5. The Commission, however, allowed DTH-FSS licensees to delegate
their EAS obligations to the video programming distributors that lease
capacity on their satellites. Specifically, the Commission stated that
``compliance with EAS requirements may be established based upon a
certification from a [video programming] distributor that expressly
states that the distributor has complied with the EAS obligations.''
The Commission added that the DTH-FSS licensees ``will not be required
to verify compliance by distributors unless there is evidence that the
distributor has not met its obligation.'' The Commission concluded that
placing ultimate compliance responsibility on the DTH-FSS licensees
under this scheme was not unduly burdensome because the ``certification
requirements can be included in satellite carriage and leasing
contracts,'' and because it was similar to the certification scheme
adopted for FSS Part 25 licensees to meet their DBS public interest
obligations. The Commission declined to apply EAS obligations to Home
Satellite Dish (HSD) service, which also falls under the Commission's
DTH jurisdiction.
C. The Petition
6. The Petitioners state that they ``support the application of the
EAS requirements to DTH-FSS services,'' but seek reconsideration of
three aspects of the Commission's decision adopting such requirements.
First, the Petition requests that the Commission modify the FSS EAS
requirements adopted in the First Report and Order by applying
[[Page 42604]]
them directly to the video programming distributors that lease
transponder capacity from the DTH-FSS licensees instead of applying
them to the DTH-FSS licensees themselves. Second, in the alternative,
the Petition requests that the Commission not apply the FSS EAS rules
to satellite transponder(s) that were subject to pre-existing satellite
capacity lease agreements already in place when the FSS EAS
requirements became effective. Third, the Petition requests that the
Commission ``provide an exemption from the EAS requirements for DTH-FSS
services that are directed primarily to consumers outside the United
States but also are made available to consumers in the United States.''
7. With respect to their contention that responsibility for EAS
compliance should be shifted from the DTH-FSS licensees to their lessee
video programming distributors, Petitioners argue that, for all other
services, the EAS rules apply to ``the entity that delivers programming
to the consumer and therefore is in a position to substitute emergency
messages when the EAS system is activated.'' Petitioners contend that
``[i]n the case of broadcast services, for example, the requirements
apply to the stations that transmit programming to consumers' radio and
television receivers.'' Petitioners contend that the Commission did not
explain why it departed from this approach in the DTH-FSS case.
Petitioners argue that DTH-FSS programming distributors are best
situated to comply with the FSS EAS requirements because they are the
entities that generate and control the program content that is
delivered via the satellite. Petitioners also liken their situation to
the HSD providers exempted from EAS obligations in the First Report and
Order in that, like HSD providers, DTH-FSS licensees do not control the
programming that is transmitted over the satellite to HSD consumers.

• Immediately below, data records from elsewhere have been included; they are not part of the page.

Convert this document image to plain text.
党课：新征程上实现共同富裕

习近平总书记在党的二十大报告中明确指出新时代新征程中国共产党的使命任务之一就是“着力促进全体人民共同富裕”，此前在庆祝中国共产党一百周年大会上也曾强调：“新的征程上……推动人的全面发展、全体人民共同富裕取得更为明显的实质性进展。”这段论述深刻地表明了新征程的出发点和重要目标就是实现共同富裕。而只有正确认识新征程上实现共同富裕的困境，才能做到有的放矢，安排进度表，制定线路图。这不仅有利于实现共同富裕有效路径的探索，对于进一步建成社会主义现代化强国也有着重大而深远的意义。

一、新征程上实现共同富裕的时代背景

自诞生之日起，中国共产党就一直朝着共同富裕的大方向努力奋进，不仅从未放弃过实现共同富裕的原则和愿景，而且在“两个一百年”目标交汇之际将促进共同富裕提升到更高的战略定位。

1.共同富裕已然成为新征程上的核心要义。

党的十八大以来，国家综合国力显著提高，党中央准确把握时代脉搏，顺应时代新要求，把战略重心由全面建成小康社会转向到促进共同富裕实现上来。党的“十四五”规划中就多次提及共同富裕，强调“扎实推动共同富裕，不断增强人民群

8. With respect to the certification mechanism through which DTH-
FSS licensees delegate responsibility for EAS obligations to their
lessees, Petitioners argue that attaching EAS compliance obligations to
DTH-FSS programming distributors through their capacity lease
agreements with DTH-FSS satellite operators is inefficient, and does
not provide for direct enforcement of compliance, but instead subjects
resolution of compliance questions to private contract litigation.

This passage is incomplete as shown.